Critics dismiss the challenge of the China model, predicting that rigid politics will cramp innovation and growth will succumb to market distortions. Certainly most countries that make it to the world's rich club go democratic first.

But China has always seen itself as exceptional by virtue of its scale, its history and its culture. Xi Jinping says China's road to a great nation will be "different from that of traditional great powers". He is no keener to adopt what he sees as American values than the US is to adopt Chinese ones.
Cementing control
Several things follow from this control mission. Firstly, the values of liberal democracy are by definition the enemy. The appeal of free media, independent judiciary and pluralistic civil society are discredited wherever possible. In fact, since Mr Xi came to power, public discussion of these values has become taboo in China.
By contrast, Mr Xi is expanding his formal and informal control network through Communist Party cells. They now operate not just in domestic companies but in more than two thirds of foreign invested ones on Chinese soil. All foreign economic engagement in China is increasingly on the Party's terms, permitted only in sectors and at a pace which is designed to meet China's interests rather than those of its trading partners.
And for those partners, the debate over how to respond is likely to become more polarised in this New Era.
Mr Xi's admirers will insist that China's ruling party deserves credit for pulling many millions of its citizens out of poverty and point out that at nearly 7% Chinese growth is one of the engines of the global economy.

His detractors will argue that his Party deserves little credit for an economic miracle won by the hard work and ingenuity of the Chinese people despite its rulers rather than because of them. Some will even point to the rise of Hitler and Stalin as lessons in the cost of not confronting dictatorships.
'Awesome China'?
Four trillion dollars in foreign reserves, and control over the fastest growing consumer market in the world, give Xi Jinping powerful weapons to influence this debate.
Even as the Communist Party unveiled its new leadership on Wednesday, it excluded several major western news organisations from the ceremony.
Officially no reason was given for barring the BBC, Financial Times, Economist, New York Times and Guardian, but unofficially journalists were told that their reporting was to blame.
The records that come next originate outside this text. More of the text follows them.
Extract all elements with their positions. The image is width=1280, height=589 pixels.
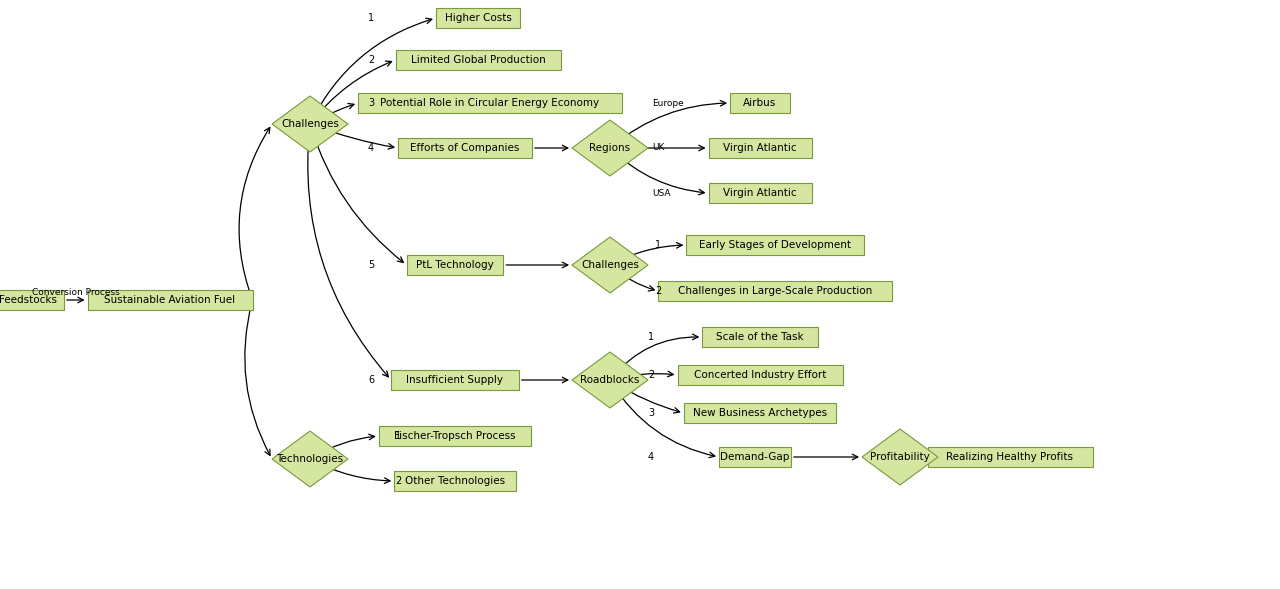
FancyBboxPatch shape — [379, 426, 531, 446]
FancyBboxPatch shape — [87, 290, 252, 310]
Text: 3: 3 — [648, 408, 654, 418]
Text: 2: 2 — [369, 55, 374, 65]
Text: Challenges: Challenges — [581, 260, 639, 270]
Text: Concerted Industry Effort: Concerted Industry Effort — [694, 370, 826, 380]
Text: Realizing Healthy Profits: Realizing Healthy Profits — [946, 452, 1074, 462]
Text: Efforts of Companies: Efforts of Companies — [411, 143, 520, 153]
FancyBboxPatch shape — [394, 471, 516, 491]
Polygon shape — [572, 120, 648, 176]
Text: New Business Archetypes: New Business Archetypes — [692, 408, 827, 418]
Text: Fischer-Tropsch Process: Fischer-Tropsch Process — [394, 431, 516, 441]
Polygon shape — [273, 96, 348, 152]
Text: 1: 1 — [648, 332, 654, 342]
Text: Scale of the Task: Scale of the Task — [717, 332, 804, 342]
Text: 4: 4 — [648, 452, 654, 462]
FancyBboxPatch shape — [709, 138, 812, 158]
FancyBboxPatch shape — [396, 50, 561, 70]
Text: Airbus: Airbus — [744, 98, 777, 108]
Text: Insufficient Supply: Insufficient Supply — [407, 375, 503, 385]
FancyBboxPatch shape — [686, 235, 864, 255]
Text: 2: 2 — [396, 476, 401, 486]
FancyBboxPatch shape — [709, 183, 812, 203]
Text: 2: 2 — [648, 370, 654, 380]
FancyBboxPatch shape — [703, 327, 818, 347]
Text: 1: 1 — [655, 240, 662, 250]
Text: Other Technologies: Other Technologies — [404, 476, 506, 486]
FancyBboxPatch shape — [398, 138, 532, 158]
Text: Virgin Atlantic: Virgin Atlantic — [723, 188, 797, 198]
Text: Roadblocks: Roadblocks — [580, 375, 640, 385]
FancyBboxPatch shape — [730, 93, 790, 113]
FancyBboxPatch shape — [677, 365, 842, 385]
Text: 2: 2 — [655, 286, 662, 296]
FancyBboxPatch shape — [0, 290, 64, 310]
Text: 5: 5 — [369, 260, 374, 270]
Text: 4: 4 — [369, 143, 374, 153]
Text: PtL Technology: PtL Technology — [416, 260, 494, 270]
Polygon shape — [572, 237, 648, 293]
Text: Technologies: Technologies — [276, 454, 343, 464]
FancyBboxPatch shape — [358, 93, 622, 113]
Text: USA: USA — [652, 188, 671, 197]
Text: Conversion Process: Conversion Process — [32, 288, 119, 297]
Text: Challenges: Challenges — [282, 119, 339, 129]
Text: 1: 1 — [369, 13, 374, 23]
FancyBboxPatch shape — [684, 403, 836, 423]
Text: Regions: Regions — [589, 143, 631, 153]
Text: Profitability: Profitability — [870, 452, 929, 462]
Text: Demand-Gap: Demand-Gap — [721, 452, 790, 462]
Text: Sustainable Aviation Fuel: Sustainable Aviation Fuel — [105, 295, 236, 305]
FancyBboxPatch shape — [435, 8, 520, 28]
Text: Early Stages of Development: Early Stages of Development — [699, 240, 851, 250]
FancyBboxPatch shape — [928, 447, 1093, 467]
FancyBboxPatch shape — [407, 255, 503, 275]
Text: Europe: Europe — [652, 98, 684, 108]
Text: Virgin Atlantic: Virgin Atlantic — [723, 143, 797, 153]
Text: Feedstocks: Feedstocks — [0, 295, 58, 305]
Text: Potential Role in Circular Energy Economy: Potential Role in Circular Energy Econom… — [380, 98, 599, 108]
Text: Limited Global Production: Limited Global Production — [411, 55, 545, 65]
Text: 3: 3 — [369, 98, 374, 108]
Text: Challenges in Large-Scale Production: Challenges in Large-Scale Production — [678, 286, 872, 296]
Text: 6: 6 — [369, 375, 374, 385]
Polygon shape — [572, 352, 648, 408]
FancyBboxPatch shape — [719, 447, 791, 467]
FancyBboxPatch shape — [658, 281, 892, 301]
Text: UK: UK — [652, 144, 664, 153]
Polygon shape — [861, 429, 938, 485]
Text: Higher Costs: Higher Costs — [444, 13, 512, 23]
Text: 1: 1 — [396, 431, 401, 441]
FancyBboxPatch shape — [392, 370, 518, 390]
Polygon shape — [273, 431, 348, 487]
Another sign of Xi's determination to control the message at home and abroad.
As Mr Xi declares China ready "to move towards centre stage in the world", it's not clear whether his mission to control will help or hinder him.
For his public the slogan of the moment is not "Xi Jinping Thought on Socialism with Chinese Characteristics For a New Era". It is the far simpler "awesome China" in red and gold on banners, bicycle wheels and social media posts.
Few would deny that China is awesome. But exactly how is in the eye of the beholder. For many Chinese patriots, "awesome China" signals pride. For many outsiders it means admiration. But for others there's an undercurrent of ambivalence and even fear.
The only certainty is that none will be untouched by China in Mr Xi's New Era.